Au-delà du Pacte voulu par Nicolas Sarkozy et Brice Hortefeux, ce « rapatriement » découle directement du « traité d’amitié » signé entre l’Italie et la Libye en août 2008, par lequel Tripoli s’engage à faire la guerre aux candidats à l’exil en échange de cinq milliards de dollars promis sur 25 ans pour « compenser » la période coloniale. L’ambassadeur libyen à Rome, dans une interview publiée le 9 mai dans La Repubblica, n’a pas donné d’informations sur ce qu’étaient devenus les exilés refoulés, mais il a assuré que « les rapatriements seront bien plus nombreux » avec les patrouilles mixtes.

Pas de quoi rassurer ceux que cette opération a indignés. Le commissaire aux droits de l’Homme du conseil de l’Europe, Thomas Hammarberg, a condamné « l’initiative unilatérale de l’Italie, qui remet en cause le droit de demander l’asile et nie la possibilité de fuir des situations de répression et de violences », tandis que Ron Redmond, le porte-parole du Haut commissariat de l’ONU pour les réfugiés (HCR), a déclaré être « sérieusement inquiet de la politique pratiquée par l’Italie, qui porte atteinte à l’accès à l’asile en Europe ».

Rappelant que la Libye « ne possède pas de loi sur l’asile ni de système de protection des réfugiés », le HCR a envoyé une lettre à Rome pour lui demander d’accepter sur son territoire les migrants candidats à l’asile. Ron Redmond a indiqué que le HCR avait eu des contacts en prison avec certaines personnes refoulées, dont des Érythréens et des Somaliens, éligibles à l’asile politique.

Outre le Vatican, Médecins sans frontières a parlé d’une « journée noire », tout en soulignant que l’Italie avait été condamnée, le 10 mai 2005, par la cour européenne des droits de l’Homme après le retour forcé de 11 demandeurs d’asile qui n’avaient pu présenter leur requête. Migreurop et le réseau méditerranéen des droits de l’Homme, de leur côté, rappellent les pratiques libyennes de « violences, maltraitance, enfermement, viols, tortures et déportations » à l’égard des étrangers en situation irrégulière.

Le silence de Bruxelles

À Bruxelles, la prudence est de mise. L’un des porte-parole a indiqué, le 8 mai, avoir besoin de « détails » sur ce qui s’est passé pour se prononcer. Près d’une semaine après, silence radio. De fait, cette affaire embarrasse la commission européenne, engagée depuis 2004 dans des négociations avec Tripoli pour lutter contre l’immigration irrégulière. À l’issue d’une rencontre, en avril 2009, avec l’ambassadeur de Libye, Jacques Barrot, le commissaire pour la justice, la liberté et la sécurité, a déclaré que « certaines contreparties réclamées par Tripoli posent problèmes », évoquant les demandes de financements et de moyens logistiques pour surveiller la frontière sud du pays par laquelle passe de nombreux migrants africains en route vers l’Europe.
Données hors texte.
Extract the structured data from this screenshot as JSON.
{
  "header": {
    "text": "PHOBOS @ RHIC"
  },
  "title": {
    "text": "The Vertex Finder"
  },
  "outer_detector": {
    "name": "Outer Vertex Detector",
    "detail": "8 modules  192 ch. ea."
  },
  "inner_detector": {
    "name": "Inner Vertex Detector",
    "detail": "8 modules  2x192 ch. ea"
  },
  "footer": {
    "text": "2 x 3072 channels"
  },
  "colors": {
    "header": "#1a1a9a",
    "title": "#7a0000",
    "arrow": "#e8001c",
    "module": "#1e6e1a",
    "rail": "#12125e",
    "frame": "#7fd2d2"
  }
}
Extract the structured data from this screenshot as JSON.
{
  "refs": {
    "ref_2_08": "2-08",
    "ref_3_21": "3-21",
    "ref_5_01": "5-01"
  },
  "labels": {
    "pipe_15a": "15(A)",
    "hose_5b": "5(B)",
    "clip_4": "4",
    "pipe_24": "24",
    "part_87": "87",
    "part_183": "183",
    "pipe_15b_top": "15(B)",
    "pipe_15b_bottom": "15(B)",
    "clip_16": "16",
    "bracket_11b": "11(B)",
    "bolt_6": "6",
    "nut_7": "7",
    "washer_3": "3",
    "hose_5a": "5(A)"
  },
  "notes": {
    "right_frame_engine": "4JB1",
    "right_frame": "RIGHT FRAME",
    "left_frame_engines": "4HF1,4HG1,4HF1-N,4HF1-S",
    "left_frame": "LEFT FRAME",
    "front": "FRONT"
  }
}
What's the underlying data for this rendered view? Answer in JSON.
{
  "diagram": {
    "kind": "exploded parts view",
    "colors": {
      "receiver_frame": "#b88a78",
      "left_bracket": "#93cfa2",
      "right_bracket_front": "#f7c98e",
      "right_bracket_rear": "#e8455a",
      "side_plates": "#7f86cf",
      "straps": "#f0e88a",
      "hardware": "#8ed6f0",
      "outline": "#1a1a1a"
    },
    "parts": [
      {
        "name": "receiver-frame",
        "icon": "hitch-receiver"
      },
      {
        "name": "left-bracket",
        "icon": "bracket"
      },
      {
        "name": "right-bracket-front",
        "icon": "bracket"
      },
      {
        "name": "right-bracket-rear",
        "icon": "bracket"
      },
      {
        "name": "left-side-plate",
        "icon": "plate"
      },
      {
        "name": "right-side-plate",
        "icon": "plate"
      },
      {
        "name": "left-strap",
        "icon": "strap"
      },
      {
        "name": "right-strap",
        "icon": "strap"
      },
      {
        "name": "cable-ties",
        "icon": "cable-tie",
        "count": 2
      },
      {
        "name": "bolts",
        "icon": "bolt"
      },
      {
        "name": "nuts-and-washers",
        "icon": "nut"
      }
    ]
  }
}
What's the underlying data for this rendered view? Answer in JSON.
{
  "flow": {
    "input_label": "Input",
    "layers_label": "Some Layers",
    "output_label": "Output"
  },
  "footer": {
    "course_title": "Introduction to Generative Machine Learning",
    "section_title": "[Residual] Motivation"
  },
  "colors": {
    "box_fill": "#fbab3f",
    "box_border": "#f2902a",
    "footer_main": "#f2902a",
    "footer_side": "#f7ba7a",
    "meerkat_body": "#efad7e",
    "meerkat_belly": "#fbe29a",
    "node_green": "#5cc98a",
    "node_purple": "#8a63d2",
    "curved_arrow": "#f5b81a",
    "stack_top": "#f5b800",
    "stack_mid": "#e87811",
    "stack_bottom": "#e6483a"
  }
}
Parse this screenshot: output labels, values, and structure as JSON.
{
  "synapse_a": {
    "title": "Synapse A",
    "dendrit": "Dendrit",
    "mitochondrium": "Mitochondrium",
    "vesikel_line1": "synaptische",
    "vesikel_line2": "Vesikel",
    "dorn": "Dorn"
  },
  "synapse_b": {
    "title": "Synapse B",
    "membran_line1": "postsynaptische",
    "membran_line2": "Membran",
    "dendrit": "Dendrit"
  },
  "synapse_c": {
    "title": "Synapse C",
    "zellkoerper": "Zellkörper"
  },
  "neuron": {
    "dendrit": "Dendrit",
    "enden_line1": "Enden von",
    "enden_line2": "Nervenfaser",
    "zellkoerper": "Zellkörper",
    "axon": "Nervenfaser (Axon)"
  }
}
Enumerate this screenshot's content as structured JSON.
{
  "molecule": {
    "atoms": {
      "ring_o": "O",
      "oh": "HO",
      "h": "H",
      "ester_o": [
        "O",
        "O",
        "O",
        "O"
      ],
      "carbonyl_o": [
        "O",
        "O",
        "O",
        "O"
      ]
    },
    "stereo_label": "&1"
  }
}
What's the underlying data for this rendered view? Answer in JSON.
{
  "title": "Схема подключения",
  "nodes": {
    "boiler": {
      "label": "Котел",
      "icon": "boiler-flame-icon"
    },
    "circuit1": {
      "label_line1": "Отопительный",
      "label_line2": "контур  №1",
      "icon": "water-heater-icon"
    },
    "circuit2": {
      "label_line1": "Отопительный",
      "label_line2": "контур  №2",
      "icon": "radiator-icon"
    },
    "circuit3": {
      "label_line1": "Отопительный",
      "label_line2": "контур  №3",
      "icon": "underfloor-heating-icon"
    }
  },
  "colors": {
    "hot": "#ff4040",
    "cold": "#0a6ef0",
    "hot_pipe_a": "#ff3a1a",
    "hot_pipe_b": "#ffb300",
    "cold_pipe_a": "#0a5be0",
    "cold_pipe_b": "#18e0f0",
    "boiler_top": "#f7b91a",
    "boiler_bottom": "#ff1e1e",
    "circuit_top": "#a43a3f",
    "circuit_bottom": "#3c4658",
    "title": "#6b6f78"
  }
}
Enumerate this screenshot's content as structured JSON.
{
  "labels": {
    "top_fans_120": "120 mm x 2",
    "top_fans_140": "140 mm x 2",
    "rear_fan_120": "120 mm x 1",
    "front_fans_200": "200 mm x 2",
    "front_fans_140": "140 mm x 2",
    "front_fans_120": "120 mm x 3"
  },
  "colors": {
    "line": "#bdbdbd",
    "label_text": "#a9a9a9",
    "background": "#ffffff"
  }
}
Malgré l’absence d’accords ou de partenariats, l’UE lui a, en réalité, déjà envoyé des millions d’euros pour l’aider à contrôler ses frontières car elle entend lui sous-traiter une partie de sa politique migratoire. Les enjeux sont aussi économiques tant les ressources libyennes en gaz et en pétrole notamment intéressent les États membres.
Les récentes frictions diplomatiques entre l’Italie et Malte témoignent de l’attitude restrictive de l’UE, renforcée en période de crise économique, à l’égard des immigrés. Fin avril, près de 150 exilés ont été bloqués en mer durant quatre jours sur un cargo turc ballotté entre les autorités italiennes et maltaises. Ils avaient été recueillis dans la zone de sauvetage de Malte, mais le port le plus proche était Lampedusa, où ils ont finalement pu débarquer dans un état déplorable. Même scénario, à quelques nuances près, début mai, sauf que cette fois-ci, le gouvernement maltais a accepté, tout en protestant, de « prendre en charge » les 66 migrants « pour des raisons humanitaires », du fait du refus italien de les accueillir.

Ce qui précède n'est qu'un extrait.